The European Court for Human Rights. Photo by Adrian Grycuk, Wikimedia
The European Court for Human Rights. Photo by Adrian Grycuk, Wikimedia

Twenty-five years after being displaced during the Karabakh war and twelve years after first appealing to the European Court for Human Rights (ECHR) several Azerbaijani and Armenian families have been awarded €5,000 ($5,877.60 at current rate) each to be paid by the governments of Armenia and Azerbaijan, respectively. In mirror decisions issued on December 12, the governments were also told by ECHR to cover some of the legal expenses involved, amounting to about six times the compensation sum.


Two years before the monetary awards were made, ECHR ruled that the families faced “continuing violations of Article 8 (right to respect for home and private and family life) and Article 13 (right to an effective remedy) of
the European Convention on Human Rights and of Article 1 of Protocol No. 1 (protection of property) to the Convention.” The Azerbaijani displaced were from the Lachin district captured by Karabakh Armenian forces in May 1992, and the Armenian displaced were from the Shahumyan district held by Azerbaijan since June 1992.

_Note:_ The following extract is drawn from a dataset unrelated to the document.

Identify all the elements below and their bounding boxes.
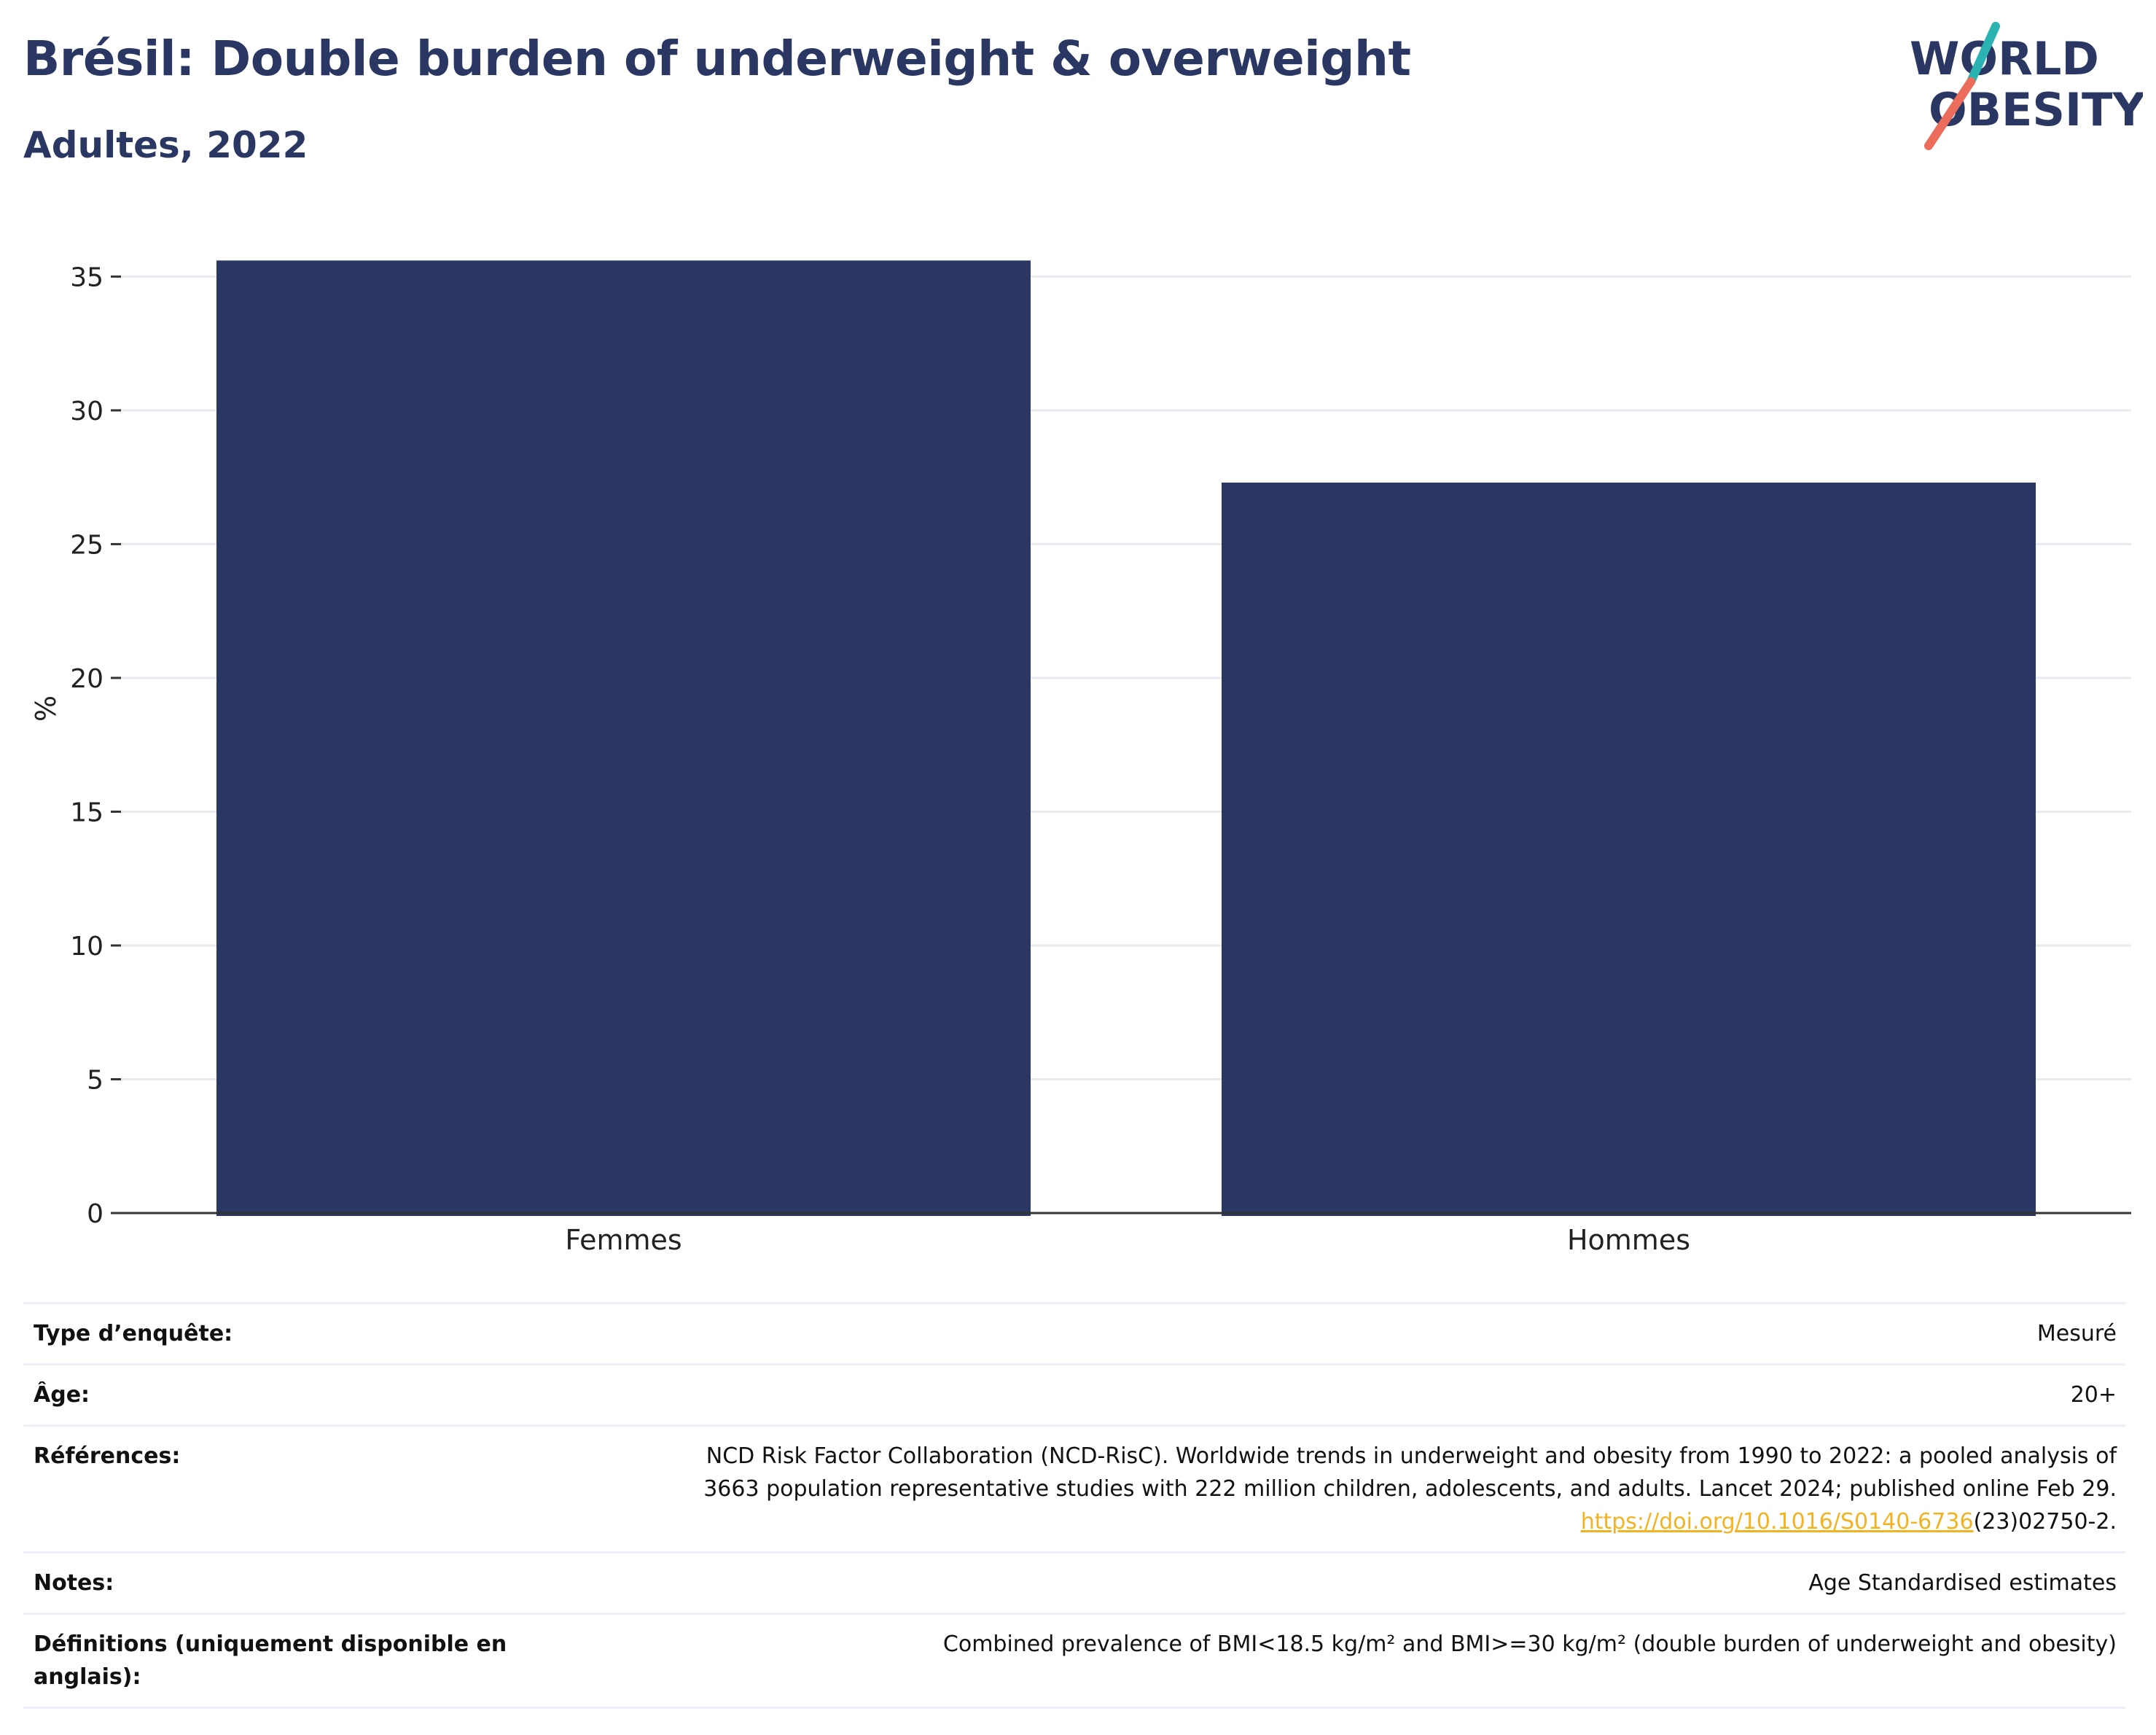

The court concluded that “whereas the events that had led the applicants to flee their property and homes” occurred before Armenia and Azerbaijan ratified the European convention, the two countries “had been responsible for continuing violations of the applicants’ rights” since accepting ECHR jurisdiction. In all more than 1,000 applications have been made to ECHR with regard to property violations during the Karabakh conflict, about two-thirds of them against Armenia and the rest against Azerbaijan.


The court noted that “some fifteen years have passed since the ratification of the Convention by Armenia and Azerbaijan without a political solution of the conflict being in sight. The Court can only underline that it is the responsibility of the two States involved to find a solution on a political level.”